Os filmes não vão desvendar tudo que estava acontecendo em 1993, uma época em que os telefones portáteis e a internet não faziam parte do nosso dia-a-dia, e a moeda do Brasil era o cruzeiro. Mas diversos traços do contexto histórico transparecem de forma direta e indireta em cada filme selecionado. 

Ecoava o fim da URSS e a reconfiguração europeia impactava cada anônimo cidadão, como podemos ver em Do Leste de Chantal Akerman, em sua típica estética de planos longos e intimistas. A sessão será acompanhada do curta Eu Vos Saúdo, Sarajevo de Jean-Luc Godard, outro estudo sobre como a arte deve lidar com a dura realidade. O grande símbolo do fim da Guerra Fria, a queda do muro e a unificação de Berlim, é central em Tão Longe, Tão Perto de Wim Wenders, local da nova trama com os anjos de Asas do Desejo, que perdem seu lugar de observadores divinos para participar dos sofrimentos e alegrias dos humanos.

Como deu para perceber, não faltam na mostra diretores que em 1993 já estavam estabelecidos entre os mais importantes da história do cinema. Ainda fazem parte da programação dois americanos da Nova Hollywood: Brian de Palma com Pagamento Final, um “filme de gângster” obrigatório no gênero e bastante estilizado, e Robert Altman com Short Cuts - Cenas da Vida, com um intrincado roteiro de dezenas de histórias que se cruzam, encenadas por um grande elenco, em tamanho e fama.

O filme de Altman recebeu o Leão de Ouro no Festival de Veneza naquele ano, dividindo o prêmio com A Liberdade é Azul, primeira obra da “trilogia das cores” do polonês Krzysztof Kieślowski. O filme é marcado pela comovente narrativa que se aproxima e se afasta, e uma montagem que usa de transições suaves para enfatizar a subjetividade da protagonista que tenta lidar com o luto. Um mergulho psicológico semelhante, porém de uma garota, aprendendo a lidar com a individualidade de seus pais e sua própria identidade, está presente em A Mudança, de Shinji Sōmai.

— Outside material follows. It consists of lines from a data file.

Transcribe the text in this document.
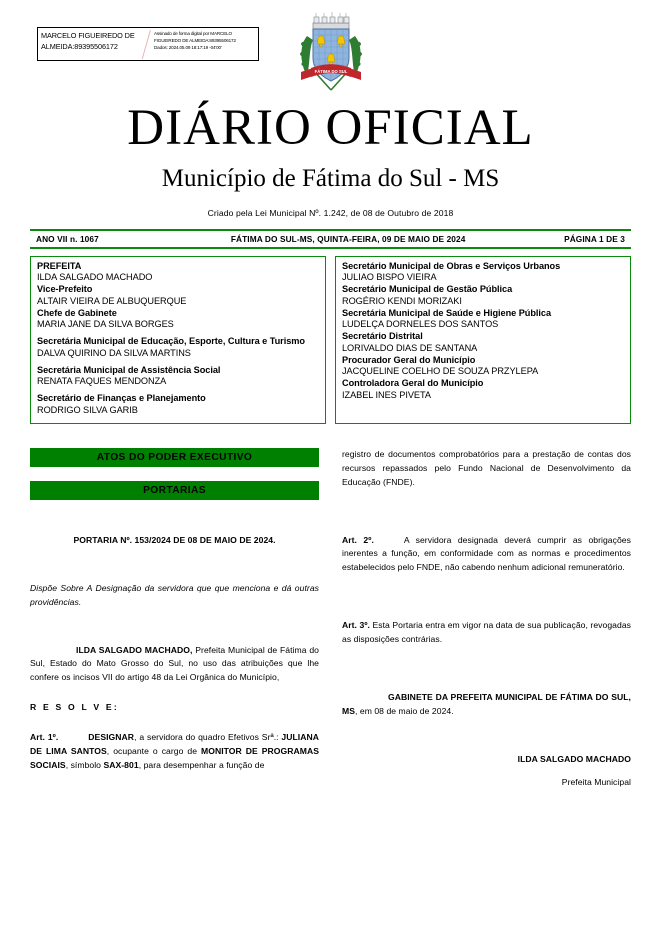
MARCELO FIGUEIREDO DE
ALMEIDA:89395506172
Assinado de forma digital por MARCELO
FIGUEIREDO DE ALMEIDA:89395506172
Dados: 2024.05.09 18:17:19 -04'00'
FÁTIMA DO SUL
DIÁRIO OFICIAL
Município de Fátima do Sul - MS
Criado pela Lei Municipal Nº. 1.242, de 08 de Outubro de 2018
ANO VII n. 1067	FÁTIMA DO SUL-MS, QUINTA-FEIRA, 09 DE MAIO DE 2024	PÁGINA 1 DE 3
PREFEITA
ILDA SALGADO MACHADO
Vice-Prefeito
ALTAIR VIEIRA DE ALBUQUERQUE
Chefe de Gabinete
MARIA JANE DA SILVA BORGES
Secretária Municipal de Educação, Esporte, Cultura e Turismo
DALVA QUIRINO DA SILVA MARTINS
Secretária Municipal de Assistência Social
RENATA FAQUES MENDONZA
Secretário de Finanças e Planejamento
RODRIGO SILVA GARIB
Secretário Municipal de Obras e Serviços Urbanos
JULIAO BISPO VIEIRA
Secretário Municipal de Gestão Pública
ROGÉRIO KENDI MORIZAKI
Secretária Municipal de Saúde e Higiene Pública
LUDELÇA DORNELES DOS SANTOS
Secretário Distrital
LORIVALDO DIAS DE SANTANA
Procurador Geral do Município
JACQUELINE COELHO DE SOUZA PRZYLEPA
Controladora Geral do Município
IZABEL INES PIVETA
ATOS DO PODER EXECUTIVO
PORTARIAS

PORTARIA Nº. 153/2024 DE 08 DE MAIO DE 2024.

Dispõe Sobre A Designação da servidora que que menciona e dá outras providências.

ILDA SALGADO MACHADO, Prefeita Municipal de Fátima do Sul, Estado do Mato Grosso do Sul, no uso das atribuições que lhe confere os incisos VII do artigo 48 da Lei Orgânica do Município,

R E S O L V E:

Art. 1º.	DESIGNAR, a servidora do quadro Efetivos Srª.: JULIANA DE LIMA SANTOS, ocupante o cargo de MONITOR DE PROGRAMAS SOCIAIS, símbolo SAX-801, para desempenhar a função de

registro de documentos comprobatórios para a prestação de contas dos recursos repassados pelo Fundo Nacional de Desenvolvimento da Educação (FNDE).

Art. 2º.	A servidora designada deverá cumprir as obrigações inerentes a função, em conformidade com as normas e procedimentos estabelecidos pelo FNDE, não cabendo nenhum adicional remuneratório.

Art. 3º. Esta Portaria entra em vigor na data de sua publicação, revogadas as disposições contrárias.

GABINETE DA PREFEITA MUNICIPAL DE FÁTIMA DO SUL, MS, em 08 de maio de 2024.

ILDA SALGADO MACHADO

Prefeita Municipal
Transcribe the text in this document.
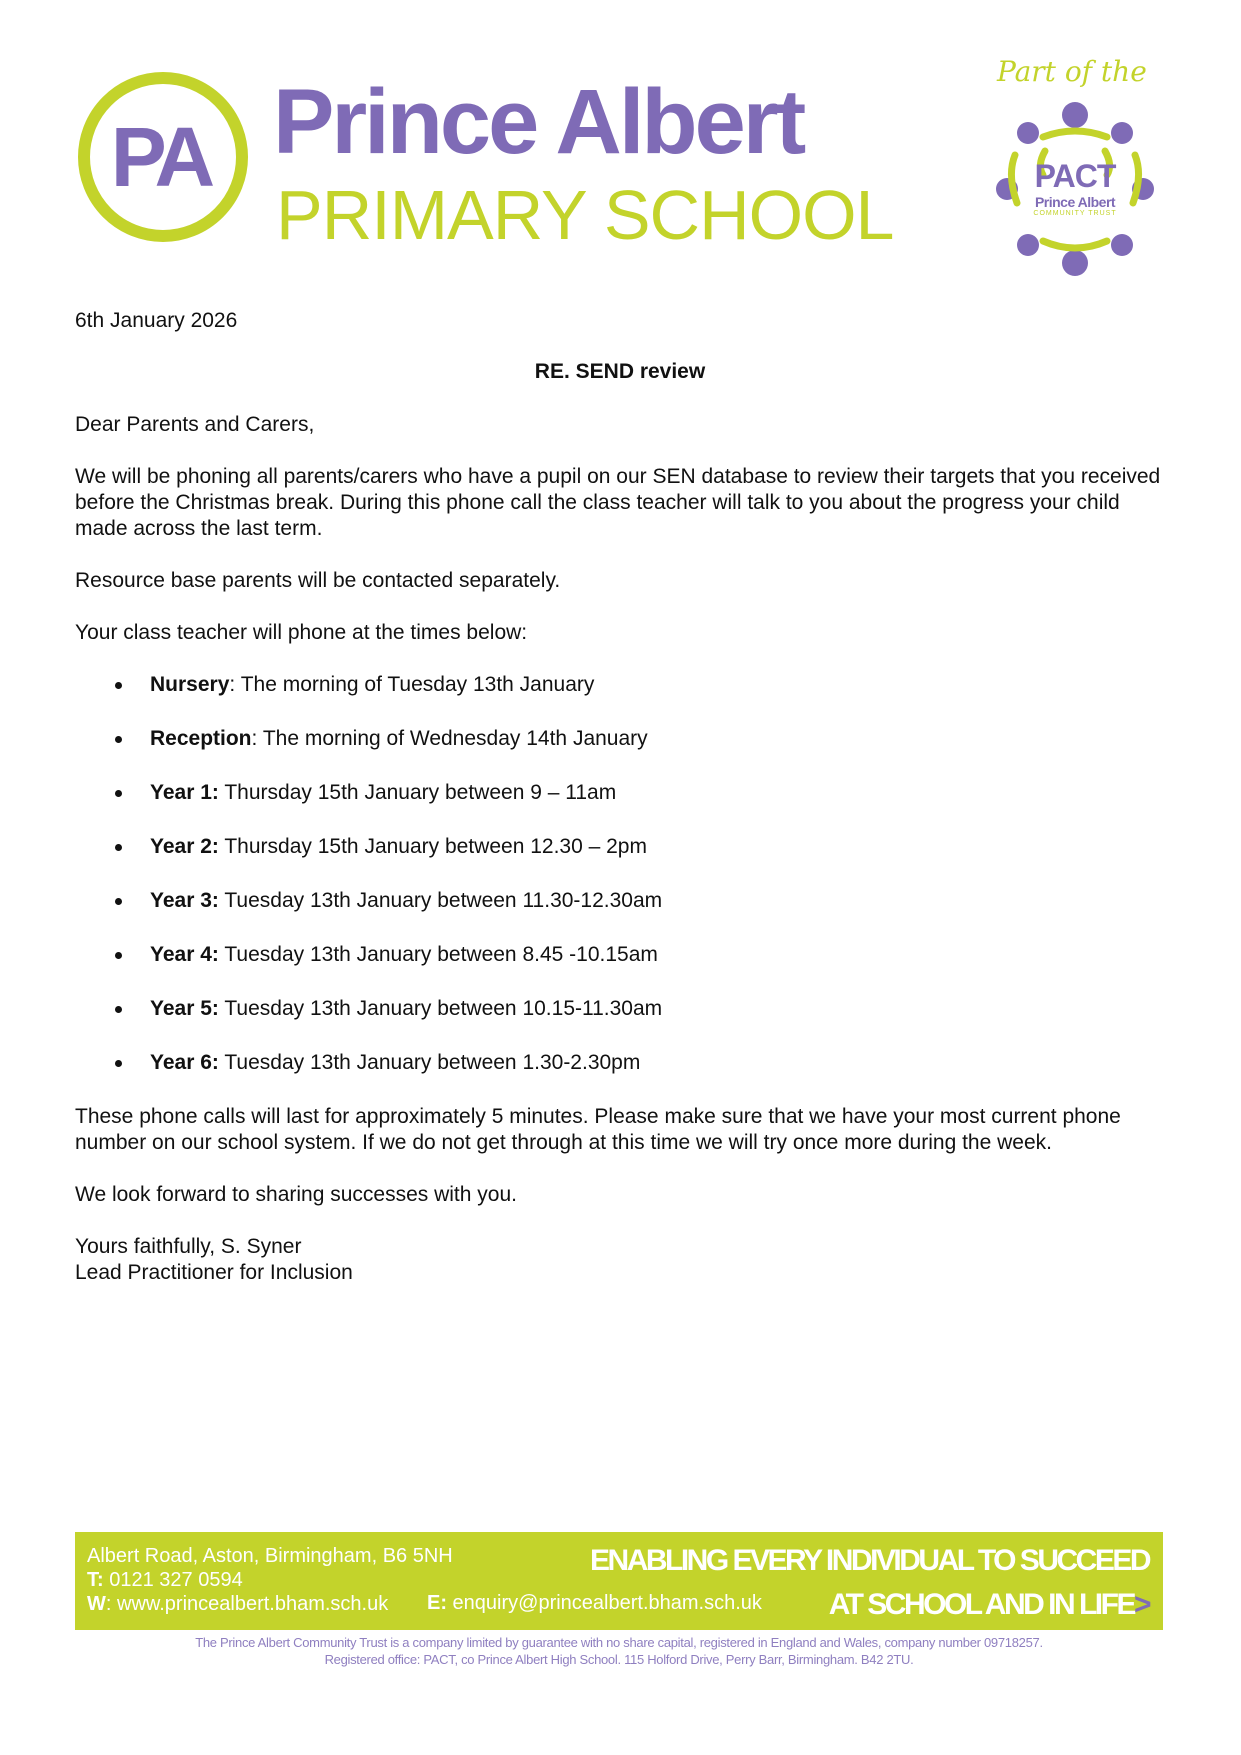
PA Prince Albert
PRIMARY SCHOOL
Part of the
PACT
Prince Albert
COMMUNITY TRUST

6th January 2026

RE. SEND review

Dear Parents and Carers,

We will be phoning all parents/carers who have a pupil on our SEN database to review their targets that you received before the Christmas break. During this phone call the class teacher will talk to you about the progress your child made across the last term.

Resource base parents will be contacted separately.

Your class teacher will phone at the times below:

Nursery: The morning of Tuesday 13th January
Reception: The morning of Wednesday 14th January
Year 1: Thursday 15th January between 9 – 11am
Year 2: Thursday 15th January between 12.30 – 2pm
Year 3: Tuesday 13th January between 11.30-12.30am
Year 4: Tuesday 13th January between 8.45 -10.15am
Year 5: Tuesday 13th January between 10.15-11.30am
Year 6: Tuesday 13th January between 1.30-2.30pm

These phone calls will last for approximately 5 minutes. Please make sure that we have your most current phone number on our school system. If we do not get through at this time we will try once more during the week.

We look forward to sharing successes with you.

Yours faithfully, S. Syner

Lead Practitioner for Inclusion

Albert Road, Aston, Birmingham, B6 5NH
T: 0121 327 0594
W: www.princealbert.bham.sch.uk	E: enquiry@princealbert.bham.sch.uk
ENABLING EVERY INDIVIDUAL TO SUCCEED
AT SCHOOL AND IN LIFE>
The Prince Albert Community Trust is a company limited by guarantee with no share capital, registered in England and Wales, company number 09718257.
Registered office: PACT, co Prince Albert High School. 115 Holford Drive, Perry Barr, Birmingham. B42 2TU.
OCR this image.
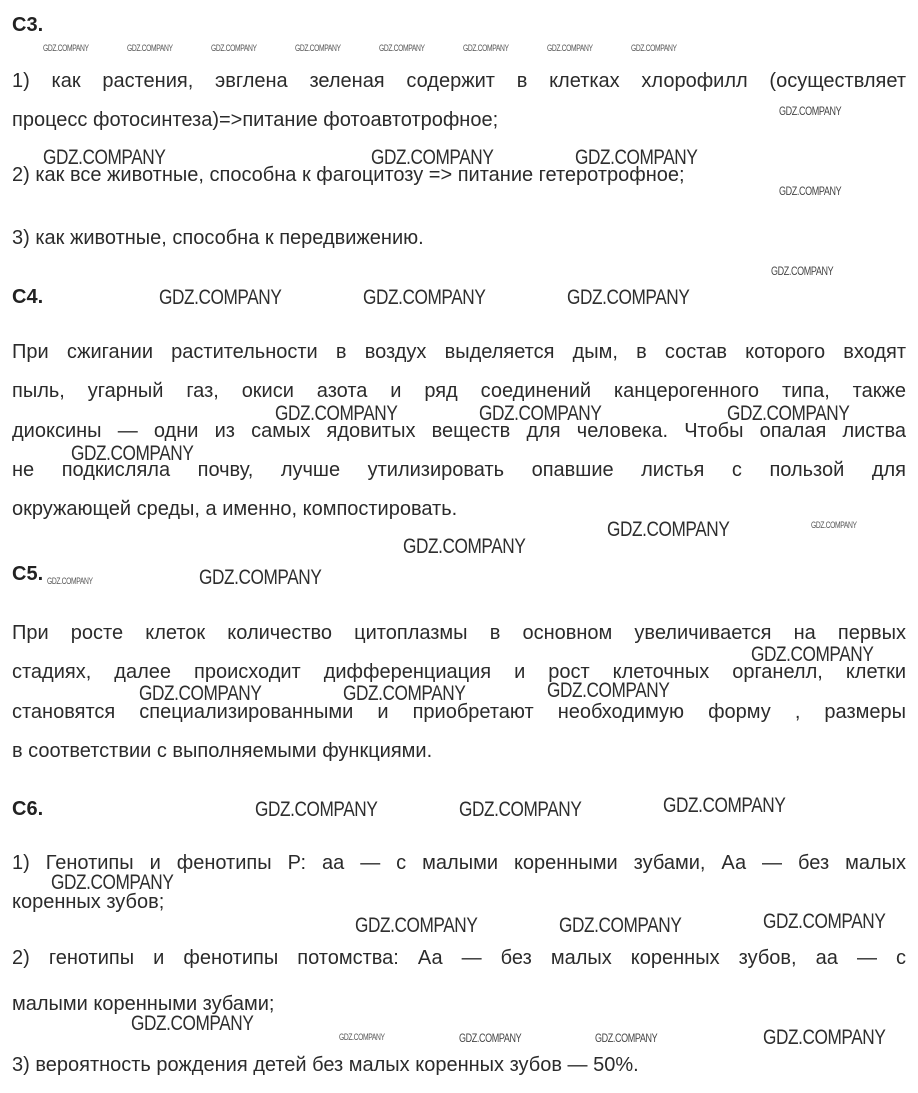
C3.
1) как растения, эвглена зеленая содержит в клетках хлорофилл (осуществляет
процесс фотосинтеза)=>питание фотоавтотрофное;
2) как все животные, способна к фагоцитозу => питание гетеротрофное;
3) как животные, способна к передвижению.
C4.
При сжигании растительности в воздух выделяется дым, в состав которого входят
пыль, угарный газ, окиси азота и ряд соединений канцерогенного типа, также
диоксины — одни из самых ядовитых веществ для человека. Чтобы опалая листва
не подкисляла почву, лучше утилизировать опавшие листья с пользой для
окружающей среды, а именно, компостировать.
C5.
При росте клеток количество цитоплазмы в основном увеличивается на первых
стадиях, далее происходит дифференциация и рост клеточных органелл, клетки
становятся специализированными и приобретают необходимую форму , размеры
в соответствии с выполняемыми функциями.
C6.
1) Генотипы и фенотипы Р: аа — с малыми коренными зубами, Аа — без малых
коренных зубов;
2) генотипы и фенотипы потомства: Аа — без малых коренных зубов, аа — с
малыми коренными зубами;
3) вероятность рождения детей без малых коренных зубов — 50%.
GDZ.COMPANY	GDZ.COMPANY	GDZ.COMPANY	GDZ.COMPANY	GDZ.COMPANY	GDZ.COMPANY	GDZ.COMPANY	GDZ.COMPANY
GDZ.COMPANY
GDZ.COMPANY	GDZ.COMPANY	GDZ.COMPANY
GDZ.COMPANY
GDZ.COMPANY
GDZ.COMPANY	GDZ.COMPANY	GDZ.COMPANY
GDZ.COMPANY	GDZ.COMPANY	GDZ.COMPANY
GDZ.COMPANY
GDZ.COMPANY	GDZ.COMPANY
GDZ.COMPANY
GDZ.COMPANY	GDZ.COMPANY
GDZ.COMPANY
GDZ.COMPANY
GDZ.COMPANY	GDZ.COMPANY
GDZ.COMPANY	GDZ.COMPANY	GDZ.COMPANY
GDZ.COMPANY
GDZ.COMPANY	GDZ.COMPANY	GDZ.COMPANY
GDZ.COMPANY
GDZ.COMPANY	GDZ.COMPANY	GDZ.COMPANY	GDZ.COMPANY
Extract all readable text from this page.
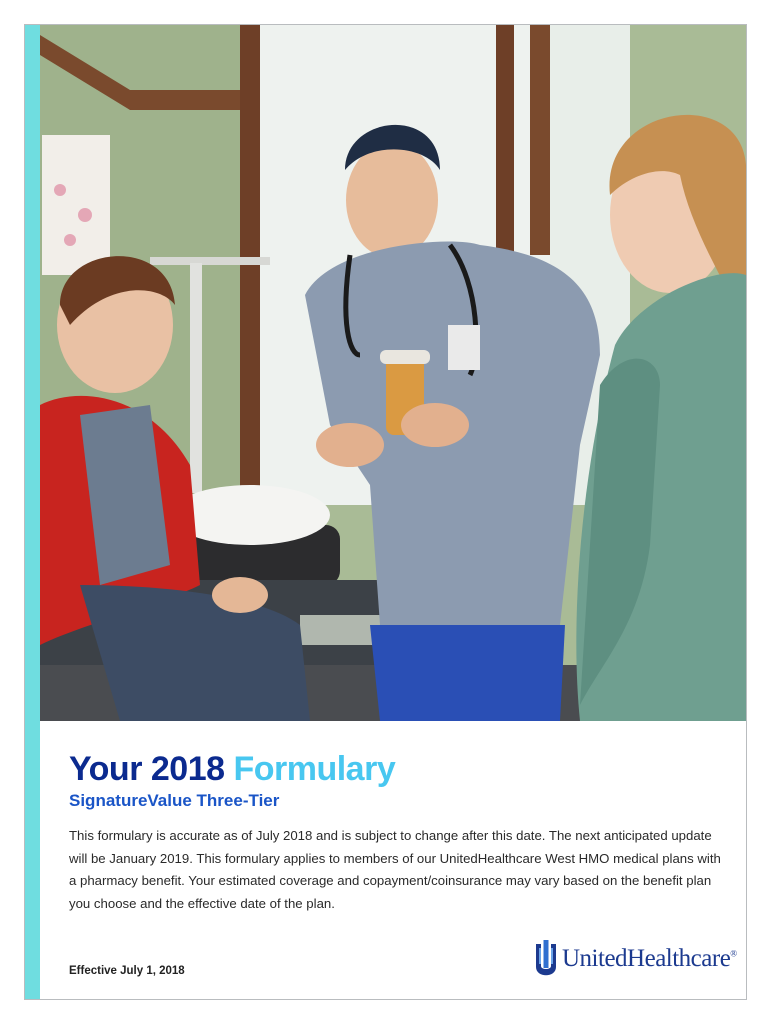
Your 2018 Formulary
SignatureValue Three-Tier

This formulary is accurate as of July 2018 and is subject to change after this date. The next anticipated update will be January 2019. This formulary applies to members of our UnitedHealthcare West HMO medical plans with a pharmacy benefit. Your estimated coverage and copayment/coinsurance may vary based on the benefit plan you choose and the effective date of the plan.

Effective July 1, 2018	UnitedHealthcare®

Também do Japão vem Adrenalina Máxima, filme que dá notoriedade à carreira de direção de Takeshi Kitano, e que combina a máfia Yakuza com momentos contemplativos e filosóficos, sem deixar de lado as cenas violentas e nos lembrar que é, também, um filme de ação. 

Outro gênero que não poderia faltar é a animação, com a inconfundível stop motion O Estranho Mundo de Jack. Fique atento pois será exibida a versão dublada no horário das 16h00, enquanto que na sessão das 19h00, no dia 31 de outubro, será a versão original legendada. Nesta noite de Halloween será ainda exibida uma sessão especial de Invasores de Corpos, terror de Abel Ferrara.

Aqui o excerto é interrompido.